Page 39 of Remy

He’s a role model. My role model.

I don’t know how long I sit, failing to understand how my life has brought me here while I fall victim to the weary effects of adrenaline detox. I lay my cheek on the mattress beside his arm, dozing a little, my lids growing heavy. I close them for a moment. It feels like barely a blink. But when I open them again it’s to tender fingers stroking my hair, gently coaxing me awake.

I straighten, the room now brighter than before, the orange glow of sunrise seeping in through the window.

Dad gives me a strained smile, a wealth of unmasked sorrow staring back at me.

That’s all there is. No words. No admission. Only a pained curve of lips and a regret-filled gaze, and I become acutely aware that this is more than a bump to the head.

I swallow over the questions waging war inside me. Once I have definitive answers there’s no going back to the bliss of ignorance.

“How long have you been here?” he rasps.

I check my watch. 7:05. “A few hours, I guess.”

“The hospital called you?”

I nod. “Around three in the morning. They said that given the circumstances I could come see you straight away.”

His blank features give nothing away.

My heart twists. “The oncology ward, Dad?”

A flicker of pain dances in his eyes, making the twisting, wrenching organ beneath my ribs morph into an instrument of torture.

“I’m sorry, Liv.”

I press my lips tight. Clasp my hands together to stop them trembling.

His palm slides over my tangled fingers. “After what we endured with your mom, I thought it best to keep you as far away from this for as long as possible.”

I shake my head. I didn’t endure. I rallied. I’d wanted to be by her side while she fought breast cancer.

“So it’s been going on for a while?” I ask.

He nods, strong and sure. A valiant warrior in the face of his demons. Or maybe just a deceitful parent, giving it his all to lessen my concern.

“I guess that explains all the days off you’ve been having.” I huff a pained laugh. “And here I was thinking you might have found a woman to occupy your time.”

He crushes me with a sad smile. “Your mom was all I ever needed.”

We don’t cry.

I sit straighter, denying the memory of my mother’s voice leverage over my wayward emotions. “I want to know everything.”

“I understand.” He drags his hand away and repositions himself against the pillows until he’s seated upright. “But I’ve decided that won’t be happening.”

“What does that mean? Surely, you can’t think to continue keeping me in the dark now that I’m at your bedside.”

“No, fragolina. At least not entirely. I just…” He drags in a tired breath. “I don’t want this for you again. Not the hospital visits. Not the worry and the heartache.”
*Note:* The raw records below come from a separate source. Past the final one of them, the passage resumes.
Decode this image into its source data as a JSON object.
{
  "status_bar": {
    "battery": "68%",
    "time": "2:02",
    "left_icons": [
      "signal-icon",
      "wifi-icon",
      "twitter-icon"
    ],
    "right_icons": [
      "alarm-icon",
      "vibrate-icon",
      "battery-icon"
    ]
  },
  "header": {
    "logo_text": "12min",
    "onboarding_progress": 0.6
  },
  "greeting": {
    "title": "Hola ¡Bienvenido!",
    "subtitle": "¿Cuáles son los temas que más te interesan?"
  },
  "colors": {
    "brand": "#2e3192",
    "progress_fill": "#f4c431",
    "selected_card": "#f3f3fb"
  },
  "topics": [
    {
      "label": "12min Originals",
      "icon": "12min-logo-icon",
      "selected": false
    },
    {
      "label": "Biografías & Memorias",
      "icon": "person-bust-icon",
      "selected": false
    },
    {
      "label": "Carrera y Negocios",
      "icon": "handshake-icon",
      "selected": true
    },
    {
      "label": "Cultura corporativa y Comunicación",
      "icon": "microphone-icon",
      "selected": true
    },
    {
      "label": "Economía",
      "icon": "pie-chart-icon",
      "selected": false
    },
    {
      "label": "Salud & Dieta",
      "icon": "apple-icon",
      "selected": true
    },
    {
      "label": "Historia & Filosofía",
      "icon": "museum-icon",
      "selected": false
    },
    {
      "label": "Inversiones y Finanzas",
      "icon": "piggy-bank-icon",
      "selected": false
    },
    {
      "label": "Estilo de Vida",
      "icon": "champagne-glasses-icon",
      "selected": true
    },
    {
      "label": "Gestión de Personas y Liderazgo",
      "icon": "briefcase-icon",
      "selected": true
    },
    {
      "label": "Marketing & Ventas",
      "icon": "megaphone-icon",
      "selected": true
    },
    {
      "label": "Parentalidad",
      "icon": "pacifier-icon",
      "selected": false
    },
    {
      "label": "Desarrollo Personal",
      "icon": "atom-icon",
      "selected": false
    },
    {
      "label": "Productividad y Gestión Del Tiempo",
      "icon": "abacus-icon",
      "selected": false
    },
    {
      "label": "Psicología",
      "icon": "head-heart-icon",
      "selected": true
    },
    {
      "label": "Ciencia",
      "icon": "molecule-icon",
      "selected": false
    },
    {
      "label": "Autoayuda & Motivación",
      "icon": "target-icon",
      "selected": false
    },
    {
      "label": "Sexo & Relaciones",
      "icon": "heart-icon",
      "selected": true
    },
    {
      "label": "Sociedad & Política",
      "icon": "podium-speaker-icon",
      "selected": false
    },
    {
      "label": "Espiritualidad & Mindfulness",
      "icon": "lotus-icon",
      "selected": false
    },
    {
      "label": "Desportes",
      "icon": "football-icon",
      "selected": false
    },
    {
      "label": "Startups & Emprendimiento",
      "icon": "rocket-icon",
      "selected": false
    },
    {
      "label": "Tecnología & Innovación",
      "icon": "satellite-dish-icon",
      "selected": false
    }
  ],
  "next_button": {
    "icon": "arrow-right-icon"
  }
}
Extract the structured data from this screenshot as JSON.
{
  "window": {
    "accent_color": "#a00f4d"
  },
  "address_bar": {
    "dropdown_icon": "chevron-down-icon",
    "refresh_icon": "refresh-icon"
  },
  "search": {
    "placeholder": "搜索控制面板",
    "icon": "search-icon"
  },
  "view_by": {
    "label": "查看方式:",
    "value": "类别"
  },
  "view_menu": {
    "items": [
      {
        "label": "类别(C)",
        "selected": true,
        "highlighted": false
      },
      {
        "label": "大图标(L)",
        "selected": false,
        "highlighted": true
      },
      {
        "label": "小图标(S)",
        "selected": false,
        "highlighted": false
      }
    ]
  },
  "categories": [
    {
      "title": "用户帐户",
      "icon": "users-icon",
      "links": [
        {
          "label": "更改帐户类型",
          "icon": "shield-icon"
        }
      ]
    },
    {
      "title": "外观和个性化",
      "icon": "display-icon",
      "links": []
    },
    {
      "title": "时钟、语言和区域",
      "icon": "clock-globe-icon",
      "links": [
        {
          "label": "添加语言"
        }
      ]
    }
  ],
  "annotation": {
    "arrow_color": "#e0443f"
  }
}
“Worry is a privilege, Dad. Heartache doesn’t exist unless you have people to love. Don’t keep me from this. I already blame myself for not noticing?—”

“Don’t,” he begs.

“How can’t I? How did you hit your head? How did you get to the hospital? Why didn’t you call me? Why couldn’t you trust that?—”

“This has nothing to do with trust, Liv, and everything to do with protection.” He reaches for a glass of water on his bedside table and takes a sip. “Neither one of us have recovered from watching your mother suffer. I promised myself I wouldn’t do that to you. At least as much as possible. And besides, I didn’t need to call you about the fall when I was already here.” He grabs the neck of his hospital gown and drags it down past his collarbone, exposing the small, implanted port in his chest. “Chemo.”